Total Cuts Power Prices for Small Businesses After Macron’s Request
(Bloomberg) -- France’s TotalEnergies SE will cut power prices for very small businesses, bowing to President Emmanuel Macron’s demand that “excessive” contracts already signed be renegotiated.
TotalEnergies’s pledge came a day after Macron urged suppliers to help small companies cope with soaring bills as bakers across the country led a chorus of protests. The energy giant and rivals like Electricite de France SA and Engie SA were summoned by the Finance Ministry Friday afternoon to discuss help for small customers.

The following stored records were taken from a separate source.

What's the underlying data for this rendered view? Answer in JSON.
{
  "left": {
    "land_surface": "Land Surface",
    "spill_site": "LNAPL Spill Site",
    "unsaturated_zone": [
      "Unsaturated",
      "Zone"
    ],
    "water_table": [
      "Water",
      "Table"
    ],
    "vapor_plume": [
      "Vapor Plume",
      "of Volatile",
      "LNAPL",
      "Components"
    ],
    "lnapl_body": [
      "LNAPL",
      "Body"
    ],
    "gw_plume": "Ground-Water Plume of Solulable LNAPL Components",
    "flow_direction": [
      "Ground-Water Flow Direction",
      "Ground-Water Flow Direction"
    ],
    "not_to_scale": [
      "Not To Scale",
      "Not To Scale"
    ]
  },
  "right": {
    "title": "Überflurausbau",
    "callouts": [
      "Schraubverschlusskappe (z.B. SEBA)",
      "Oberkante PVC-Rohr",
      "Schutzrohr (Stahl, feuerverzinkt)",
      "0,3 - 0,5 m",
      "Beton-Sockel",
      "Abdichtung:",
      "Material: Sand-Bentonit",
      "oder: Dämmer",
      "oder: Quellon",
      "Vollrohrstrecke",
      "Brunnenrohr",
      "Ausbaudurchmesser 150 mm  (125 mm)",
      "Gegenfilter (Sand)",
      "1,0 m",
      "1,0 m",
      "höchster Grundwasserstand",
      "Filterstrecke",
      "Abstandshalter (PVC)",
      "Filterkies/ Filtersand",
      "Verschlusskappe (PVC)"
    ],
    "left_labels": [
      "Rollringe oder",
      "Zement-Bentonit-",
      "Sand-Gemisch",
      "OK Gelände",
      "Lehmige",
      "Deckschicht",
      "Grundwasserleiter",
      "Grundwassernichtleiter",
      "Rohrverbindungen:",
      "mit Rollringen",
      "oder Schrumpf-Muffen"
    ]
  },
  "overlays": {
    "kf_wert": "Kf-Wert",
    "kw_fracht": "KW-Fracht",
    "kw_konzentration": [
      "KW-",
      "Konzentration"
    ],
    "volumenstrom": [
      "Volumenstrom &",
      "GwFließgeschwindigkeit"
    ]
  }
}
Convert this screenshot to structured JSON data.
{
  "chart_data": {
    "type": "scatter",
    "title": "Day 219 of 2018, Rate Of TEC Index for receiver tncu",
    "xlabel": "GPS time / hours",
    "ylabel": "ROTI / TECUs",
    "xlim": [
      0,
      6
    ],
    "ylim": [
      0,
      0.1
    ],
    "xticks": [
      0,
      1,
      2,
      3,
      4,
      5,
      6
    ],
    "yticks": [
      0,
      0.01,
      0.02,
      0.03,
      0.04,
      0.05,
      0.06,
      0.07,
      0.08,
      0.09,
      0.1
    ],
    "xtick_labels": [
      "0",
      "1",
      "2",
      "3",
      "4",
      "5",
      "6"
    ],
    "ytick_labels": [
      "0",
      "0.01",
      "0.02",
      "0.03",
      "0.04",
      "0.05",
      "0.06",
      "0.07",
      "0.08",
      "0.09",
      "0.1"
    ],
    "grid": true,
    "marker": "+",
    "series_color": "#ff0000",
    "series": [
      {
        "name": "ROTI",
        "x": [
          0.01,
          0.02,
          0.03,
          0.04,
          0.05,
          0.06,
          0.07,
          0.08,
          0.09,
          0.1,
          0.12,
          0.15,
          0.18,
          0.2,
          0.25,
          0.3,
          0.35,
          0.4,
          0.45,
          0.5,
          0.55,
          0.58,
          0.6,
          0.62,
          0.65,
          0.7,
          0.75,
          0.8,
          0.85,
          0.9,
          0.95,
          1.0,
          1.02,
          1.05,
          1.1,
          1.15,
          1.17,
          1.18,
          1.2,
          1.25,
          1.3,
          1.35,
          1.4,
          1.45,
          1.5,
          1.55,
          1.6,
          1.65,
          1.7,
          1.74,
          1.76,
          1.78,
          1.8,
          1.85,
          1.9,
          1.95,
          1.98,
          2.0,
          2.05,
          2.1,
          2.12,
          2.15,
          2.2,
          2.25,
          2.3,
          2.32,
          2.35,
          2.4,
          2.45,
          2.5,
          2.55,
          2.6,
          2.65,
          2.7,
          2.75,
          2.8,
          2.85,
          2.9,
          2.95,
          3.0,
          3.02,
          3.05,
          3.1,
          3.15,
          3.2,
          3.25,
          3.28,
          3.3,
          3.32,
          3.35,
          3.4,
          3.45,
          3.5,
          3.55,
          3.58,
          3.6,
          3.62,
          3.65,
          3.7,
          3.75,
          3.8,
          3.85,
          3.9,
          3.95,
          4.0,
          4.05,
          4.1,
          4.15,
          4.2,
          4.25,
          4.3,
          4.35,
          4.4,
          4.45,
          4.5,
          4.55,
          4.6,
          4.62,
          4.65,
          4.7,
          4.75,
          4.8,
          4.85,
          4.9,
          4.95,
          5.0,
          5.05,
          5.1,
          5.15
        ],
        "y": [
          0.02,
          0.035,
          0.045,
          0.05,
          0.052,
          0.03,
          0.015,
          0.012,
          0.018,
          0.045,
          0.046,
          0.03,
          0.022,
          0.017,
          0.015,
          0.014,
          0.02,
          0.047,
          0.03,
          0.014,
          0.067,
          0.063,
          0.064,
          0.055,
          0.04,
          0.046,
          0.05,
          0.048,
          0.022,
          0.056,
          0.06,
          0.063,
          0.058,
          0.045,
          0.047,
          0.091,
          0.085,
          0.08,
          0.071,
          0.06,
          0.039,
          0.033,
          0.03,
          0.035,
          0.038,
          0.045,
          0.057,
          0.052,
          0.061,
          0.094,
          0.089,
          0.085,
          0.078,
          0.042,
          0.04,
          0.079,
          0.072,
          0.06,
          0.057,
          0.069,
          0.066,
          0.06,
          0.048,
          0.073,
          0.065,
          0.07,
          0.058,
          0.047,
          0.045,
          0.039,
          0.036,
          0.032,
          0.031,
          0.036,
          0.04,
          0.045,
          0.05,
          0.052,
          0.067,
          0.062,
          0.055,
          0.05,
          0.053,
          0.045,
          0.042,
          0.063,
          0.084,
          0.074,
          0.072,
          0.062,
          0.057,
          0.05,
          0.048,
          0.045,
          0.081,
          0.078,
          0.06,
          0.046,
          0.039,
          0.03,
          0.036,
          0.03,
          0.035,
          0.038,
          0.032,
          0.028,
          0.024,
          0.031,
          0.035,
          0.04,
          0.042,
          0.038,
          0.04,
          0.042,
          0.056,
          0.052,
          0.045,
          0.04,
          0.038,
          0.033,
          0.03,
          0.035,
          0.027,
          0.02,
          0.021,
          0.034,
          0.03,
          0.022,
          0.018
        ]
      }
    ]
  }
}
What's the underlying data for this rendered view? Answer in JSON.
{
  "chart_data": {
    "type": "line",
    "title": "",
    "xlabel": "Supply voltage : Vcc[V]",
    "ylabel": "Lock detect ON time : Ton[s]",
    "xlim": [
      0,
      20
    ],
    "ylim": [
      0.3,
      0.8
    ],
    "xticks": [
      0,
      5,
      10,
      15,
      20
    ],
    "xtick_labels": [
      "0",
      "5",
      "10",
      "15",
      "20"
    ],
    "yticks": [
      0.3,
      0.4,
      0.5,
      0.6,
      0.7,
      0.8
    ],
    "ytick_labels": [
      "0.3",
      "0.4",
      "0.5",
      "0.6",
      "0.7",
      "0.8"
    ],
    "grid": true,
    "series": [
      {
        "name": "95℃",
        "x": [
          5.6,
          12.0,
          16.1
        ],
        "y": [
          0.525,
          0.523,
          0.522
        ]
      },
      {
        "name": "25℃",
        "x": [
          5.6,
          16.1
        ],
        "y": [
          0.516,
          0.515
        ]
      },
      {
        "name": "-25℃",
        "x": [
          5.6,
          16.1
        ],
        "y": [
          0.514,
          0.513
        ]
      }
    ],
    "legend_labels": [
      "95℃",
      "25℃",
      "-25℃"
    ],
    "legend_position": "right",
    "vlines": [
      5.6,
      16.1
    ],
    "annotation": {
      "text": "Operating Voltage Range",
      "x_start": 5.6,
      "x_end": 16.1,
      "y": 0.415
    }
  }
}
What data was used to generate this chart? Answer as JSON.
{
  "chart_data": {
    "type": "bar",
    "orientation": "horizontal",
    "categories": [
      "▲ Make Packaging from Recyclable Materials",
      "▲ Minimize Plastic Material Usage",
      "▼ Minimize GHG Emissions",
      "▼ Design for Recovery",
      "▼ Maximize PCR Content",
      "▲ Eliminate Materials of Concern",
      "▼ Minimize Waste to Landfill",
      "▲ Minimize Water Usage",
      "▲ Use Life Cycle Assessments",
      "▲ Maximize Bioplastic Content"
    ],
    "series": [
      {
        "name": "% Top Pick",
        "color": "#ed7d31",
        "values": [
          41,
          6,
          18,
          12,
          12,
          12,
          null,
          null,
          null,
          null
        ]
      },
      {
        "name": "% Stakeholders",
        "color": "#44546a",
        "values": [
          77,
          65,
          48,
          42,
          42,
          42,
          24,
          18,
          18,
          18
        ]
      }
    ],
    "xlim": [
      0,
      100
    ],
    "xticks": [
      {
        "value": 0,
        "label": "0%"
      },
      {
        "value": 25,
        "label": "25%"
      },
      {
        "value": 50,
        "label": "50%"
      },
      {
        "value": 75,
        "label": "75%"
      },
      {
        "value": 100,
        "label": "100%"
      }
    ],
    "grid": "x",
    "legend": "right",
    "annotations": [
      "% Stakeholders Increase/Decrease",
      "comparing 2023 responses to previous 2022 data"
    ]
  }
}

When offering prices between August and November 2022, TotalEnergies had to account for record power-supply costs that at one point exceeded €1,000 per megawatt-hour. It’s now proposing to reduce the rate to €320 on average for very small firms who signed contracts in that period, once state aid is taken into account.
The new tariffs will be applied retroactively from the start of the contracts, TotalEnergies said. Given the recent decline in wholesale prices, it will also offer lower rates to new customers from Monday.
The supplier’s power production and distribution business — which covers some of its electricity sales through purchases on the wholesale market — didn’t break even last year because of windfall taxes introduced by European governments, it added.
High energy bills have squeezed consumers and businesses across Europe, forcing governments to spend tens of billions of euros in tax cuts and subsidies to prop up their economies. Several nations, including France, have introduced windfall taxes on electricity sales to finance part of these measures.